La metafora del sepolcro scoperchiato rende perfettamente l’idea di com’era opprimente la vita del contabile prima di aver sentito il fischio del treno e di quanto sia giustificata l’ebbrezza che lo invade subito dopo. Prima Belluca era un uomo «circoscritto», limitato e confinato in una tomba costituita dalla mansione arida di impiegatuccio, dal lavoro extra da svolgere la sera prima di andare a letto e da una famiglia disgraziata a carico, che conta tre donne cieche, due figlie vedove e sette nipoti. Al fischio del treno la tomba si scoperchia e negli occhi desolati del sepolto entra il fuori. Un fuori sconfinato e imprecisato verso cui il treno sta correndo. E se il corpo di Belluca resta nell’orrenda casa di sempre, il pensiero corre alla stazione, sale in carrozza e si dirige verso mete ignote e lontane.

Una realtà disintegrata

Quello che agli altri sembra un comportamento folle è la presa di coscienza della vera natura della realtà, che non ha niente a che fare con il meccanismo fragile e inconsistente che regola il quotidiano. L’«immaginazione d’improvviso risvegliata» libera Belluca dalla forma mortifera in cui si era calcificata la sua esistenza e lo rigetta nel flusso vitale che anima il Tutto. Con Il treno ha fischiato Pirandello dimostra che la realtà oggettiva e l’identità integrale dell’uomo sono solo un’illusione. Sia l’uomo che il mondo sono entità frammentate e in perenne trasformazione. Ogni individuo coglie un aspetto diverso della realtà e a sua volta si offre al mondo in una molteplicità di maschere che non nascondono nessun volto, ma solo il vuoto lasciato da un’identità disintegrata. 

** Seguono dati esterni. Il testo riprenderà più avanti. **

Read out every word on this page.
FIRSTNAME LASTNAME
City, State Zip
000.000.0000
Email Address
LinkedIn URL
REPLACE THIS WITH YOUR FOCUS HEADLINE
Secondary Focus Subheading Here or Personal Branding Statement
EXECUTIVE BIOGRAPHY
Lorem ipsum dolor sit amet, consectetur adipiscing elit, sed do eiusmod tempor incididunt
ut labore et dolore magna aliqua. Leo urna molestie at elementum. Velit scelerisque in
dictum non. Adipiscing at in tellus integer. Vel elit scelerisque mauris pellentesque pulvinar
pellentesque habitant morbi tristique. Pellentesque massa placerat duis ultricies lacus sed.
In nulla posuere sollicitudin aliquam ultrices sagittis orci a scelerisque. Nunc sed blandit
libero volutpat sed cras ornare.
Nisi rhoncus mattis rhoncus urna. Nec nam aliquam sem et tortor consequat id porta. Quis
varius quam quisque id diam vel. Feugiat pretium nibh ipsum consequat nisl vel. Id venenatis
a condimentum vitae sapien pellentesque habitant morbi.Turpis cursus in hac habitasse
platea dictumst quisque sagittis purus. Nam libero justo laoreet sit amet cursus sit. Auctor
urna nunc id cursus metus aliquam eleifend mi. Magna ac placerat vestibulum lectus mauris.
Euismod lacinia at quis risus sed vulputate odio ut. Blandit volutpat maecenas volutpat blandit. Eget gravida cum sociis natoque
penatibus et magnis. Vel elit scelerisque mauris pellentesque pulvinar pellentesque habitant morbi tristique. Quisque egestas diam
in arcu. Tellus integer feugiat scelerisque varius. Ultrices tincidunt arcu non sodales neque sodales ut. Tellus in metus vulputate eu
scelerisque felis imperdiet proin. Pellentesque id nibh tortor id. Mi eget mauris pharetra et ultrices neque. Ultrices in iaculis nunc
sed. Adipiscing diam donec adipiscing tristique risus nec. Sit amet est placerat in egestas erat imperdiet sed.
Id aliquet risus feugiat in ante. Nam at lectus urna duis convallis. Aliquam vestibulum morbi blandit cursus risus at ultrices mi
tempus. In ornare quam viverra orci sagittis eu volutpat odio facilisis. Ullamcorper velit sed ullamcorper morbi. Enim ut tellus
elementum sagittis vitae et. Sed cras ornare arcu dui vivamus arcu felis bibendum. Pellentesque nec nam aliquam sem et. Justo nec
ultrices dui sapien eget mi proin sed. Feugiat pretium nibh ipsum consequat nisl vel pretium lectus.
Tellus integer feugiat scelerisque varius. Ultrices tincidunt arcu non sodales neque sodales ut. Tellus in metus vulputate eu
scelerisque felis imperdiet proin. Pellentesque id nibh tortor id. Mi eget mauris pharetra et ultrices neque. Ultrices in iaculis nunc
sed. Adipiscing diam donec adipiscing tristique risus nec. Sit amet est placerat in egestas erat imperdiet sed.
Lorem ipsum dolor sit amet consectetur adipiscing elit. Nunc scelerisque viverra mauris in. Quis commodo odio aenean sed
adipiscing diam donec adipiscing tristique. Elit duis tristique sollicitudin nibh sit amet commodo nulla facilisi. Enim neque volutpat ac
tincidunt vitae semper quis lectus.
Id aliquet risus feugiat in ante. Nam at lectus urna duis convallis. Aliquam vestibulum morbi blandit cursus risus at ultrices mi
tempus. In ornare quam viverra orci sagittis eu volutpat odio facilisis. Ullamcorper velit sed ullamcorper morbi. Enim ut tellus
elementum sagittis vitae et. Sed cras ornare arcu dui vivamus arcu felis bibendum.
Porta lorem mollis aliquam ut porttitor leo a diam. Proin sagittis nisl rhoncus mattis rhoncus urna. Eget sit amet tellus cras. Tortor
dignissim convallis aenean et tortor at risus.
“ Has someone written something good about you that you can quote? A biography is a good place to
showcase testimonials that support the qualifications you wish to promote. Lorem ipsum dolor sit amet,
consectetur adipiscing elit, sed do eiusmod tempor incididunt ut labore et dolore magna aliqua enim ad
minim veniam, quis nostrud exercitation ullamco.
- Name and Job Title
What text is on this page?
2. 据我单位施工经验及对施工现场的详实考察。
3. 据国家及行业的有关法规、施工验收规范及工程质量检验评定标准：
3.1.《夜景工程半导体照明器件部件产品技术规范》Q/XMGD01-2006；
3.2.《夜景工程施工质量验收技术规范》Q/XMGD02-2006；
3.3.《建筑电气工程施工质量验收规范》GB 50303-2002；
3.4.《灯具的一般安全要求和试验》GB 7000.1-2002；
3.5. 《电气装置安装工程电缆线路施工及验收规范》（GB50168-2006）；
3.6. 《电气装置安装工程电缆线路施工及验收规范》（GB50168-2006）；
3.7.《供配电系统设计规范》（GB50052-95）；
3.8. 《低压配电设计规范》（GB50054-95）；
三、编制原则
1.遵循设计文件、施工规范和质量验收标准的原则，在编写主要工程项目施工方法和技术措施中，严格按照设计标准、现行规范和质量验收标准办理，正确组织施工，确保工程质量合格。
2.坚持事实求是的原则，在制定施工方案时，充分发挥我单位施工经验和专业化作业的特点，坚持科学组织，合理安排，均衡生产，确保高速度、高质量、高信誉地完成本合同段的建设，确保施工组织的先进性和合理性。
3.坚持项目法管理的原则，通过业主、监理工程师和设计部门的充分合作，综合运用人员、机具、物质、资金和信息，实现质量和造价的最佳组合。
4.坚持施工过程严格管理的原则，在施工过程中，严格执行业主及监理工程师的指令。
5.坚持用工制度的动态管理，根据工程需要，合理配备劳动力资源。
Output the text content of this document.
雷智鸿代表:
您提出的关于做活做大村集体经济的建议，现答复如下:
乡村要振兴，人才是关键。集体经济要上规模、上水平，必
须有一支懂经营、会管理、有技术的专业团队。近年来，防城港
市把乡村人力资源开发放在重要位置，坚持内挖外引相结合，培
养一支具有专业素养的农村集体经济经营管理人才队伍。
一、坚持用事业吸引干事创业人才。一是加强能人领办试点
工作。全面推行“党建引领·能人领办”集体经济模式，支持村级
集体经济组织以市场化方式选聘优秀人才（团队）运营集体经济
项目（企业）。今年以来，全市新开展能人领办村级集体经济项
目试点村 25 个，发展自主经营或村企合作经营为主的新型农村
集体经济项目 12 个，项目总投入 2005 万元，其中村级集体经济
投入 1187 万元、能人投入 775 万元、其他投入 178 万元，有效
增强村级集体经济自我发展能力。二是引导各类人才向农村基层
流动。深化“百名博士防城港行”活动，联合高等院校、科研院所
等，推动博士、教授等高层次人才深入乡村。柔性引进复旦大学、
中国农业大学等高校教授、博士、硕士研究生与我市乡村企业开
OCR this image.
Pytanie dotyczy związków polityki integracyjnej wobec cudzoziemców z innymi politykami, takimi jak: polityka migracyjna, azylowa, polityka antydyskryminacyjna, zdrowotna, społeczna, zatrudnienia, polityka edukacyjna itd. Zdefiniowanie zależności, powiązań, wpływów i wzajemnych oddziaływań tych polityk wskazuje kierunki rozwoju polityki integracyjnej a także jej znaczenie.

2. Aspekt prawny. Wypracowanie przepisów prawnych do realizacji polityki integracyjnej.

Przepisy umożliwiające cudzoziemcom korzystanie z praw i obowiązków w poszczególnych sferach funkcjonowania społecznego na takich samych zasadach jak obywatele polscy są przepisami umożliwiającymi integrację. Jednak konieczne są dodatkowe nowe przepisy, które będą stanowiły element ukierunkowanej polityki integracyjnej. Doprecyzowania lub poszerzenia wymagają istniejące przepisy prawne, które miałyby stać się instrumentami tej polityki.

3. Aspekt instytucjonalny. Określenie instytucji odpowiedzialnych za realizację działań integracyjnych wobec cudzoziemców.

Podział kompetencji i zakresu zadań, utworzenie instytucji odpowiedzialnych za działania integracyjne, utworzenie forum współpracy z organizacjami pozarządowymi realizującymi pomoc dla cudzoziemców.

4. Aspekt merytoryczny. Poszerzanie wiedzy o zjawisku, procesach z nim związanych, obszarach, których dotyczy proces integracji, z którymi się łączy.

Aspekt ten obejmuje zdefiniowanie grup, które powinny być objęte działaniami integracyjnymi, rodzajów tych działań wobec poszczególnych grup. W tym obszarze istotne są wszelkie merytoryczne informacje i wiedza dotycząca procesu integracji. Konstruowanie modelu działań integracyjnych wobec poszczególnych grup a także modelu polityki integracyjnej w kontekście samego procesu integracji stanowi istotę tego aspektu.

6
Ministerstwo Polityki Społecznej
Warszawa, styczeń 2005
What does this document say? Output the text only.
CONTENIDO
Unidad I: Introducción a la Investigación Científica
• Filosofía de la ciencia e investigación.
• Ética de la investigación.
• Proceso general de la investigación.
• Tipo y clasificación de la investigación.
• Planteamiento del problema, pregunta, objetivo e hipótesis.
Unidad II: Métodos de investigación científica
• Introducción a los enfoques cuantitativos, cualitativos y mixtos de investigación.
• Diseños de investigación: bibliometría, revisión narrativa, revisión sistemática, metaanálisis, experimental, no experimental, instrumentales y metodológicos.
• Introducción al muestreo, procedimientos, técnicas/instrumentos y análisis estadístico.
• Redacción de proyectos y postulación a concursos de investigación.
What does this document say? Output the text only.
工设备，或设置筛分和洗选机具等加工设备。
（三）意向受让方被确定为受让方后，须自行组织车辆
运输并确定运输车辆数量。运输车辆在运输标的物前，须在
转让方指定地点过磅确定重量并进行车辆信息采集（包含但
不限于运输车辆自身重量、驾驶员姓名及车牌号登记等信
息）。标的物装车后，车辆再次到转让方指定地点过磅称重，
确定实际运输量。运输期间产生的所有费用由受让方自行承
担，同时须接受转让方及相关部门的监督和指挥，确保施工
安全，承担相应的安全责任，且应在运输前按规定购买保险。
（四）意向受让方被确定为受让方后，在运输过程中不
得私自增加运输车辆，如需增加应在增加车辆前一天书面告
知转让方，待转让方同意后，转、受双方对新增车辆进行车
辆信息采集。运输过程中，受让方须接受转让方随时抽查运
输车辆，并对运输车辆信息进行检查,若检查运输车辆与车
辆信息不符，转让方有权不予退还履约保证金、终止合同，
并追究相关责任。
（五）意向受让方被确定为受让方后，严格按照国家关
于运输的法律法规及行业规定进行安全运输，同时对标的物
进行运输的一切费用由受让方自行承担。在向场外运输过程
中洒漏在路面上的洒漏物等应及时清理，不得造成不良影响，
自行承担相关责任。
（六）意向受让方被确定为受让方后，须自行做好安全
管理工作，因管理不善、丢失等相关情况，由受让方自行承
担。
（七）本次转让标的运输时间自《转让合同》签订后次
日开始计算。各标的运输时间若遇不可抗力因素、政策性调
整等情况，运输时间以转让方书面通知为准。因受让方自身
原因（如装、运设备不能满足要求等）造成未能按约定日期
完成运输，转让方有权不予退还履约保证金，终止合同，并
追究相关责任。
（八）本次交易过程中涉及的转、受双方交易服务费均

Alla fine della novella Belluca si propone di ricomporsi per riprendere la vita di sempre, ma solo a patto di potersi concedere qualche momento di fuga sulle ali della fantasia. Chi sarà dunque Belluca? Il computista mite e laborioso o il sognatore che esplora il mondo con la fantasia? Il padre di famiglia responsabile oppure l’uomo che si lascia rapire dal treno che fischia? La risposta è semplice: sarà tutti in parte e nessuno completamente. Ecco l’altra grande verità che quella notte il fischio del treno gli ha svelato.